Ken Johnson of the New York Times reviews his most recent show, drawing a comparison between Lord’s work and works by Paul Gauguin:
“At once bracingly ugly and sensuously beautiful, the recent ceramic sculptures by the British artist Andrew Lord look as if they’d been made by a clumsy but aesthetically sensitive giant. Displayed on three white tables are pitchers in the form of human heads with handles, variously shaped vases and constructions resembling maquettes for fountains populated by little nude female figures. Each retains the marks of its vigorous manual formation in the gouging, impressing and squeezing of the clay. They are glazed in Abstract Expressionist style with the colors brushed, poured and drizzled, creating lively marriages of sculptural form and painterly surface.
“While they seem to be products of primal, intuitive impulses, the sculptures also have a sophisticated, Postmodernist dimension: All are variations on ceramic works made by Paul Gauguin in the late 1880s and early ’90s, which have been an inspiration for Mr. Lord since the 1970s. In addition, here and there you see irregular lines of gold-leafed glue — repairs of broken parts in the Japanese tradition of wabi-sabi.

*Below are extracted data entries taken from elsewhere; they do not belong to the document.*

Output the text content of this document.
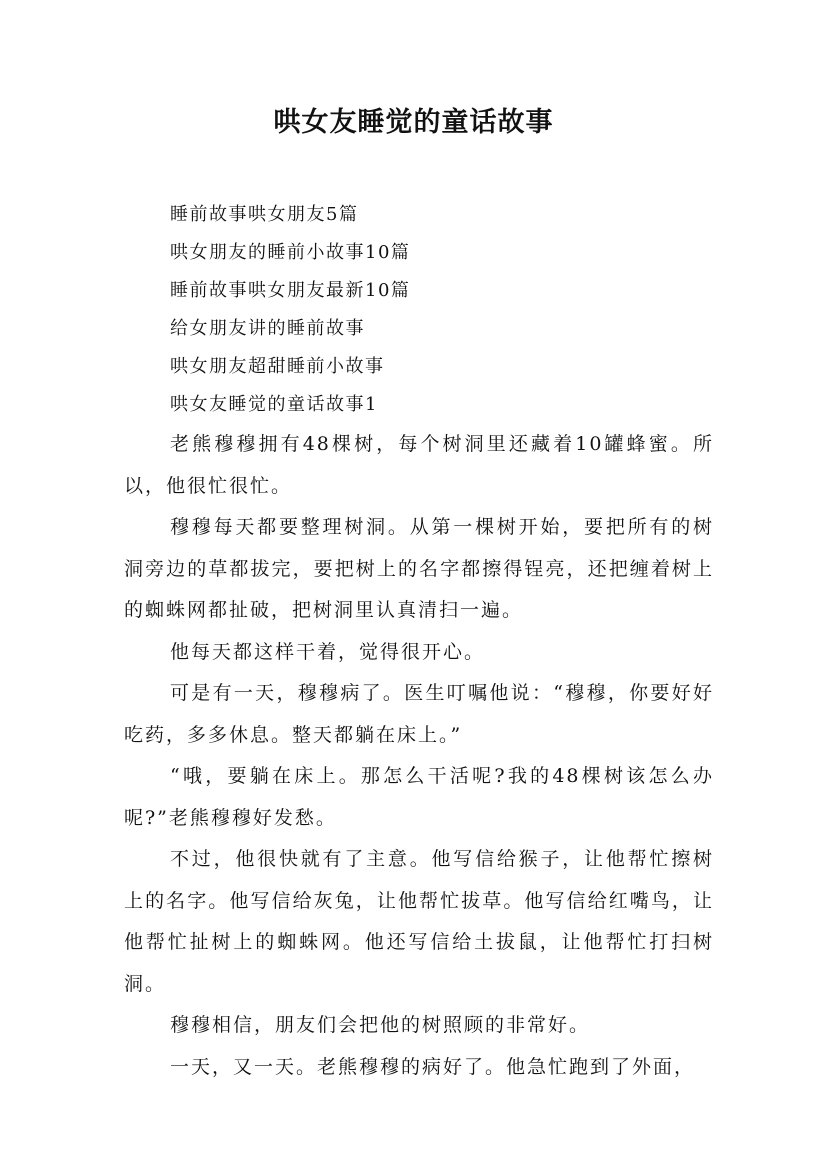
哄女友睡觉的童话故事
睡前故事哄女朋友5篇
哄女朋友的睡前小故事10篇
睡前故事哄女朋友最新10篇
给女朋友讲的睡前故事
哄女朋友超甜睡前小故事
哄女友睡觉的童话故事1

老熊穆穆拥有48棵树，每个树洞里还藏着10罐蜂蜜。所以，他很忙很忙。

穆穆每天都要整理树洞。从第一棵树开始，要把所有的树洞旁边的草都拔完，要把树上的名字都擦得锃亮，还把缠着树上的蜘蛛网都扯破，把树洞里认真清扫一遍。

他每天都这样干着，觉得很开心。

可是有一天，穆穆病了。医生叮嘱他说：“穆穆，你要好好吃药，多多休息。整天都躺在床上。”

“哦，要躺在床上。那怎么干活呢?我的48棵树该怎么办呢?”老熊穆穆好发愁。

不过，他很快就有了主意。他写信给猴子，让他帮忙擦树上的名字。他写信给灰兔，让他帮忙拔草。他写信给红嘴鸟，让他帮忙扯树上的蜘蛛网。他还写信给土拔鼠，让他帮忙打扫树洞。

穆穆相信，朋友们会把他的树照顾的非常好。

一天，又一天。老熊穆穆的病好了。他急忙跑到了外面，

“Mr. Lord created these works in his New Mexico studio with the idea that each set would be glazed to represent different conditions of light. The 13 pieces of “by starlight, Carson mesa (Gauguin)” are mostly dark blue. The 13 in “at sunset” sport bright yellows and tomato-soup reds. In the 15-piece “with snow falling,” pale colors are washed over predominantly off-white glazes, suggesting the haze of wintry precipitation. Contemporary clay sculpture doesn’t get much better than this.”
Garth Clark is the Chief Editor of CFile
Any thoughts about this post? Share yours in the comment box below.
Luis
Aesthetic relativism and the pursuit of the scatalogical is the demise of art in the late 20th Century. Decipline, design and execution is quickly becoming a thing of the past. In short not impressed .
William
I agree Luis
don thomas
Beautiful installation.
paul mathieu
Why this need by the artworld to condescend to ceramics and particularly pottery, by conflating it with sculpture? Lord’s art is ceramics in its material and pottery in its context and if at all necessary, it could be simply called sculptural ceramics, which is the true category under which it operates.
Ceramic Sculpture” is a political category while “Sculptural Ceramics” is a conceptual category.
Gerbi Tsesarskaia
How well said. Thank you. Never ending fight for approval by the art world.